A Tough Nut to Crack

"What description of clouds and sunsets was to the old novelist, description of scientific apparatus and methods is to the modern Scientific Detective writer."
- Hugo Gernsback.
Raymond Chandler once said of Dashiell Hammett, one of the trailblazers of the Hardboiled School, that he returned murder in the capable hands of those individuals who were not faced by the seamier side of life – committing crimes for a reason and not to provide a body to reinvigorate the reader's interest in chapter XII. The mean streets supplied them with the simply means for murder that excluded the hand wrought dueling pistols, curare and tropical fish, however, quite a few of their literary decedents tugged the hard-bitten private eyes on their sleeves into a more classically furnished environment.

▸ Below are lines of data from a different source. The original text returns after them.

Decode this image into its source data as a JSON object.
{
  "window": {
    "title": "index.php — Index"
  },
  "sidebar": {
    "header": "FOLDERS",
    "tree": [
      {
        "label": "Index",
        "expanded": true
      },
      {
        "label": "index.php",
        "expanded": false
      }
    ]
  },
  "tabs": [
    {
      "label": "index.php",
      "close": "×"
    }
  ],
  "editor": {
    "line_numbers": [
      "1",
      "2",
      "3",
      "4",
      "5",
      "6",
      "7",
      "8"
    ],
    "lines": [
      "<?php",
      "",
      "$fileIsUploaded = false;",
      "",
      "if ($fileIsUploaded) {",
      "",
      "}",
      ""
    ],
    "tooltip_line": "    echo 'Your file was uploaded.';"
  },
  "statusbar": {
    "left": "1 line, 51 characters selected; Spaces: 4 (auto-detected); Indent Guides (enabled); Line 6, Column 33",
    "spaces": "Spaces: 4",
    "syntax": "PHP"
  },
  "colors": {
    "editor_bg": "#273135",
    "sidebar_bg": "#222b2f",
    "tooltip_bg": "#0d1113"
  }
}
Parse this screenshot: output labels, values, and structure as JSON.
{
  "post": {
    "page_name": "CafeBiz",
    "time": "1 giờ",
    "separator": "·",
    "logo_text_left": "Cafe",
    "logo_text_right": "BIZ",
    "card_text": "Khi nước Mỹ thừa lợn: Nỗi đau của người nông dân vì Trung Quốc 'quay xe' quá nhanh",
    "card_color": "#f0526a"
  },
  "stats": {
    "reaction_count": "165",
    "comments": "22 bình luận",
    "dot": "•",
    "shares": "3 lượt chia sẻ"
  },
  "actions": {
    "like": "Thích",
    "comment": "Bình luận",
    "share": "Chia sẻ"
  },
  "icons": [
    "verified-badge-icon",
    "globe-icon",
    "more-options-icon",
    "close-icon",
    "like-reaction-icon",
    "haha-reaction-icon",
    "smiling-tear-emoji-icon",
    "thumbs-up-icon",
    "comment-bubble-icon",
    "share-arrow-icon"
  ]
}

Over the course of forty books and stories, Bill Pronzini drew a detailed picture of the life of his nameless gumshoe, resulting in one of the most realistic and well-rounded characters in the genre, but he still stumbles over murders that could have sprang from the imagination of John Dickson Carr (c.f. Hoodwink, 1981). Henry Kane's The Narrowing Lust (1955) has his "private richard," Pete Chambers, confronted with an apparent suicide in a secured room with all the doors and steel shutters locked from the inside and Michael Collins' one-armed shamus, Dan Fortune, grapples with the handle of quite a different locked door problem in the short story, "No One Likes to Be Played for a Sucker."

Manly Wellman's Find My Killer (1947) is another excellent sample of taking the tough, street hardened private eye, with a take-no-nonsense attitude, and assign him to a case that should've been entitled The Pistol Murder Case signed by S.S. van Dine.

Find My Killer opens with Jackson Yates, an ex-policeman operating on a free-lance basis, dropping by at the office of J.D. Thatcher, a lawyer who turns out to be a woman with eyes that are two different shades of blue, hoping to procure an open spot as a bodyguard for one of her clients. Unfortunately, for him, the services of a bodyguard are no longer required and he's not the only one who's miffed about it. Yates finds one of his would-be-contenders for the job harassing Thatcher and quickly disposes of him in a good, old-fashioned bare knuckle fist fight. Impressed with his quick and effective performance, Thatcher offers Yates a partnership on a job that could very well put a $5000 check in their pockets.

Richard Ealing offered this bounty, written down in an official codicil that was attached to his will, to everyone who can find his killer and deliver the proof needed to secure a conviction, but the problem is that his death is being written-off as a suicide – which is sort of a problem when you intend to tag someone for murder. Consider the facts: Richard Ealing drew his last breath in the gunroom, after a slug from a derringer, a short-barreled pistol, hit him in the chest and the weapon was still clutched in his hand. Paraffin tests showed the presence of gunpowder residue on the dead man's hand and the door of the room was locked from the inside. A tough nut that has to be cracked if they want to slap either his much younger wife, her lover, his personal physician or any of the other stock-in-trade suspects with a murder charge and cash in their just reward.

Wellman delivered with this novel a text book example that shows how to intersperse hardboiled sequences, in which, for example, our narrator has to go to blows with a dunderheaded homicide cop, with a cleverly conceived plot that contains big chunks of clues – both real and false. Although the clue to the murderer's motive wasn't given until quite late in the book.

Anyway, what makes this book, IMHO, special is that the structure of the plot rests on forensic science, such as ballistics and pathology, placing the story somewhat awkwardly in the Scientific School of Detection. But these scientific elements or cleverly exploited, on both sides of the table! As a matter of fact, it's done so well that I can almost forgive him for the routine solution and off-hand explanation of the locked room angle, which was the only plot thread that did not came true to the promise that its premise made and a bit more originality, in combination with the forensic portion of the solution, would've turned this into an impossible crime novel to take notice off. 

Otherwise, it comes recommended for being a perfect specimen of what was conceived before the shotgun wedding between the Golden Age Detective Novel and the Hardboiled Private Eye Story.


  1. Enjoyable review. I like Pronzini and Michael Collins' private eyes. I've only read Wellman's science fiction tales. This title sounds right up my alley. Thanks for sharing.

    Ed Lynskey

  2. I have become a convert to Bill Pronzini last year, but have only read that one short story by Michael Collins. I will try and remedy that later in the year.

    Glad you liked the review and hopefully you'll enjoy the book!

  3. I started reading this last year, but I lost interest and never finished it. I like Wellman's stories about Silver John much better than this novel. Seemed too much like a wannabe book to me - never really felt authentic. Wellman is so much better in a rural environment. His strengths are in describing landscapes, country folk and eerie other worldly places and events.